The retrospective is a critical departure from our day to day process of pair programming. When we pair, we’re focused on the problem directly in front of us. We have to put two minds together to solve that problem, and this requires a surprisingly intense amount of focus. It’s not a process that lends itself to introspection and reflection.
The departure from that day-to-day into a retrospective leads to an interesting communication challenge. Consider this: when we pair, we solve problems by thinking out loud and arriving at solutions collaboratively, organically. Minds meld. Buy-in is a given.
But in a retro, we might arrive at a conclusion without consulting anyone else. And when we present it, the team may disagree, but it’s not always obvious how to resolve that dispute.

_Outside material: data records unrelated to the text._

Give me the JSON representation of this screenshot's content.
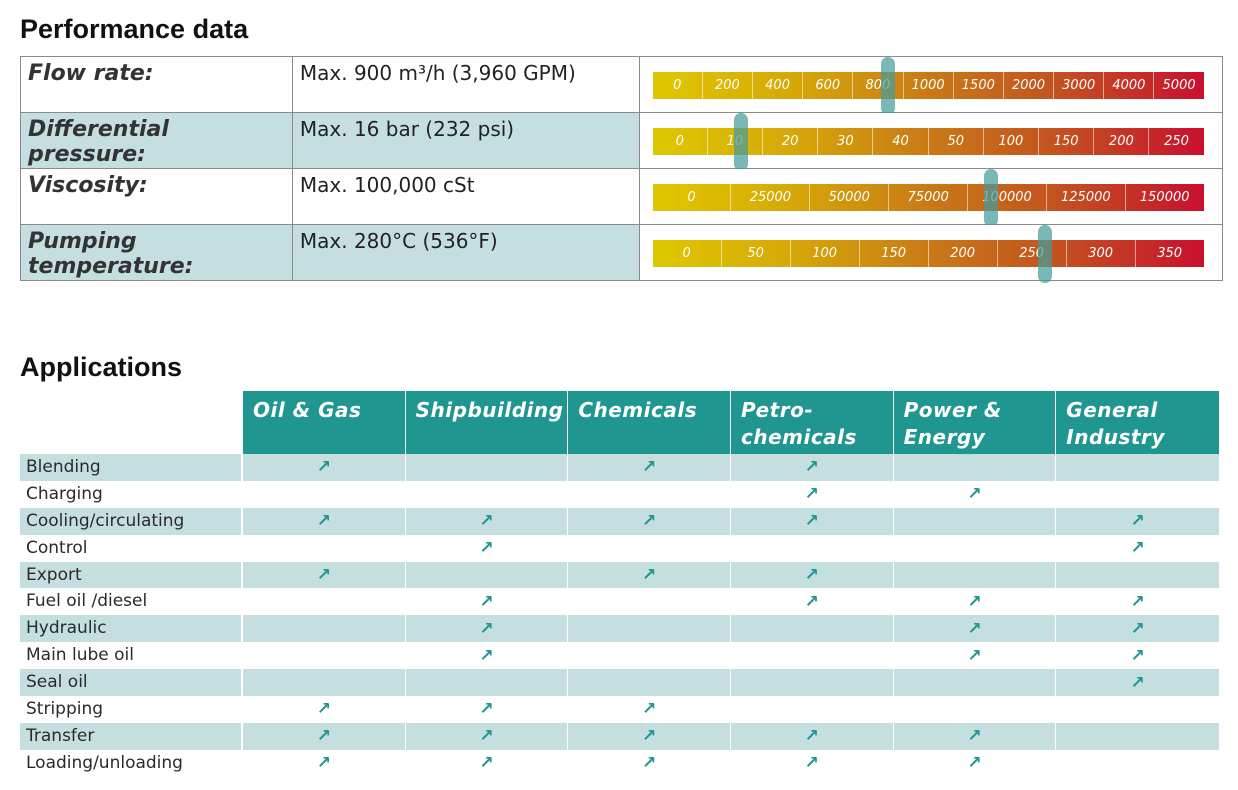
{
  "performance": {
    "title": "Performance data",
    "rows": [
      {
        "label": "Flow rate:",
        "value": "Max. 900 m³/h (3,960 GPM)",
        "ticks": [
          "0",
          "200",
          "400",
          "600",
          "800",
          "1000",
          "1500",
          "2000",
          "3000",
          "4000",
          "5000"
        ],
        "marker_index": 4.7
      },
      {
        "label": "Differential pressure:",
        "value": "Max. 16 bar (232 psi)",
        "ticks": [
          "0",
          "10",
          "20",
          "30",
          "40",
          "50",
          "100",
          "150",
          "200",
          "250"
        ],
        "marker_index": 1.6
      },
      {
        "label": "Viscosity:",
        "value": "Max. 100,000 cSt",
        "ticks": [
          "0",
          "25000",
          "50000",
          "75000",
          "100000",
          "125000",
          "150000"
        ],
        "marker_index": 4.3
      },
      {
        "label": "Pumping temperature:",
        "value": "Max. 280°C (536°F)",
        "ticks": [
          "0",
          "50",
          "100",
          "150",
          "200",
          "250",
          "300",
          "350"
        ],
        "marker_index": 5.7
      }
    ]
  },
  "applications": {
    "title": "Applications",
    "columns": [
      "Oil & Gas",
      "Shipbuilding",
      "Chemicals",
      "Petro-\nchemicals",
      "Power &\nEnergy",
      "General\nIndustry"
    ],
    "marker_glyph": "↗",
    "colors": {
      "header": "#1f9690",
      "shade": "#c5dfe0",
      "marker": "#1f9690"
    },
    "rows": [
      {
        "label": "Blending",
        "marks": [
          1,
          0,
          1,
          1,
          0,
          0
        ]
      },
      {
        "label": "Charging",
        "marks": [
          0,
          0,
          0,
          1,
          1,
          0
        ]
      },
      {
        "label": "Cooling/circulating",
        "marks": [
          1,
          1,
          1,
          1,
          0,
          1
        ]
      },
      {
        "label": "Control",
        "marks": [
          0,
          1,
          0,
          0,
          0,
          1
        ]
      },
      {
        "label": "Export",
        "marks": [
          1,
          0,
          1,
          1,
          0,
          0
        ]
      },
      {
        "label": "Fuel oil /diesel",
        "marks": [
          0,
          1,
          0,
          1,
          1,
          1
        ]
      },
      {
        "label": "Hydraulic",
        "marks": [
          0,
          1,
          0,
          0,
          1,
          1
        ]
      },
      {
        "label": "Main lube oil",
        "marks": [
          0,
          1,
          0,
          0,
          1,
          1
        ]
      },
      {
        "label": "Seal oil",
        "marks": [
          0,
          0,
          0,
          0,
          0,
          1
        ]
      },
      {
        "label": "Stripping",
        "marks": [
          1,
          1,
          1,
          0,
          0,
          0
        ]
      },
      {
        "label": "Transfer",
        "marks": [
          1,
          1,
          1,
          1,
          1,
          0
        ]
      },
      {
        "label": "Loading/unloading",
        "marks": [
          1,
          1,
          1,
          1,
          1,
          0
        ]
      }
    ]
  }
}
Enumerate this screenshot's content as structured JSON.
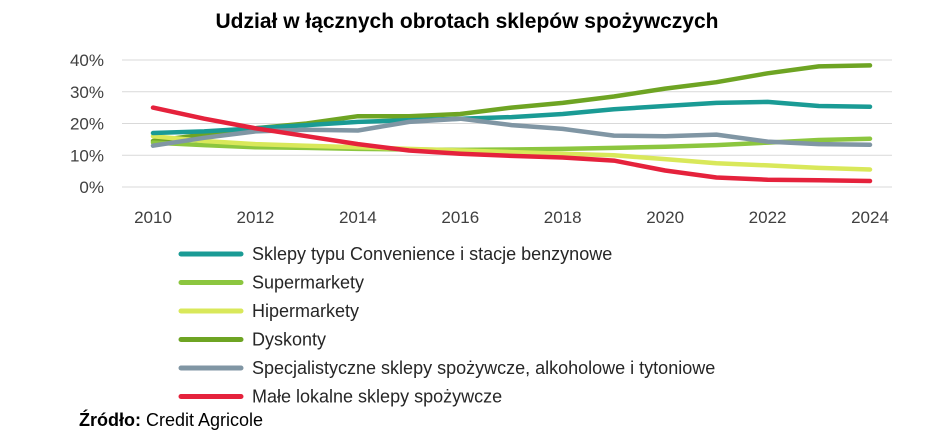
{
  "chart_data": {
    "type": "line",
    "title": "Udział w łącznych obrotach sklepów spożywczych",
    "xlabel": "",
    "ylabel": "",
    "x": [
      2010,
      2011,
      2012,
      2013,
      2014,
      2015,
      2016,
      2017,
      2018,
      2019,
      2020,
      2021,
      2022,
      2023,
      2024
    ],
    "x_ticks": [
      "2010",
      "2012",
      "2014",
      "2016",
      "2018",
      "2020",
      "2022",
      "2024"
    ],
    "x_tick_values": [
      2010,
      2012,
      2014,
      2016,
      2018,
      2020,
      2022,
      2024
    ],
    "y_ticks": [
      "0%",
      "10%",
      "20%",
      "30%",
      "40%"
    ],
    "y_tick_values": [
      0,
      10,
      20,
      30,
      40
    ],
    "xlim": [
      2010,
      2024
    ],
    "ylim": [
      0,
      40
    ],
    "grid": true,
    "legend_position": "bottom",
    "series": [
      {
        "name": "Sklepy typu Convenience i stacje benzynowe",
        "color": "#1a9b95",
        "values": [
          17,
          17.5,
          18.5,
          19.5,
          20.5,
          21,
          21.5,
          22,
          23,
          24.5,
          25.5,
          26.5,
          26.8,
          25.5,
          25.3
        ]
      },
      {
        "name": "Supermarkety",
        "color": "#8cc63f",
        "values": [
          14,
          13.2,
          12.5,
          12.3,
          12,
          11.8,
          11.7,
          11.8,
          12,
          12.3,
          12.7,
          13.2,
          14,
          14.8,
          15.2
        ]
      },
      {
        "name": "Hipermarkety",
        "color": "#d9e85a",
        "values": [
          16,
          14.5,
          13.5,
          13,
          12.5,
          12,
          11.5,
          11,
          10.5,
          10,
          8.8,
          7.5,
          6.8,
          6,
          5.5
        ]
      },
      {
        "name": "Dyskonty",
        "color": "#6ea423",
        "values": [
          14.5,
          16.5,
          18.5,
          20,
          22.3,
          22.3,
          23,
          25,
          26.5,
          28.5,
          31,
          33,
          35.8,
          38,
          38.3
        ]
      },
      {
        "name": "Specjalistyczne sklepy spożywcze, alkoholowe i tytoniowe",
        "color": "#8096a4",
        "values": [
          13,
          15.5,
          17.5,
          18,
          17.8,
          20.5,
          21.5,
          19.5,
          18.3,
          16.2,
          16,
          16.5,
          14.3,
          13.5,
          13.3
        ]
      },
      {
        "name": "Małe lokalne sklepy spożywcze",
        "color": "#e5223c",
        "values": [
          25,
          21.5,
          18.5,
          16,
          13.5,
          11.5,
          10.5,
          9.8,
          9.3,
          8.3,
          5.2,
          3,
          2.3,
          2.1,
          1.9
        ]
      }
    ]
  },
  "source": {
    "label": "Źródło:",
    "text": "Credit Agricole"
  }
}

Let me give you a real example. Once, on a project, a new client developer joined the team. He was a very experienced, highly competent developer, but he was new to pairing, TDD, XP. A couple weeks in, he stated in a retro, “I think we’re testing just for the sake of it.”
As you can imagine, this ruffled some feathers. We instinctively disagreed, but without knowing the context of his statement, the argument basically boiled down to this:
“No, we’re not.”
“Yes, we are.”
“No, we’re not.”
“Yes, we are.”
Clearly, we needed to know more. And then something happened. Another client developer on the project who had been on it for several months said, “Can you give us some concrete examples of tests that lead you to this conclusion?”
And then everything became clear. Once he described what he was reacting to in the test suite, we were able to hone in on the real issue. The new client developer was seeing tests at the acceptance layer that provided very minimal, common path verification. He wanted to see more edge cases fleshed out, but didn’t yet understand the relationship between high-level integration verification and low-level unit testing.
Whenever you hear a conclusion in a retro that you don’t agree with, ask “Why?” Try to understand what lead them to their conclusion. You can argue with someone until the cows come home, but without understanding the context of their statements, you’re not likely to reach any sort of resolution.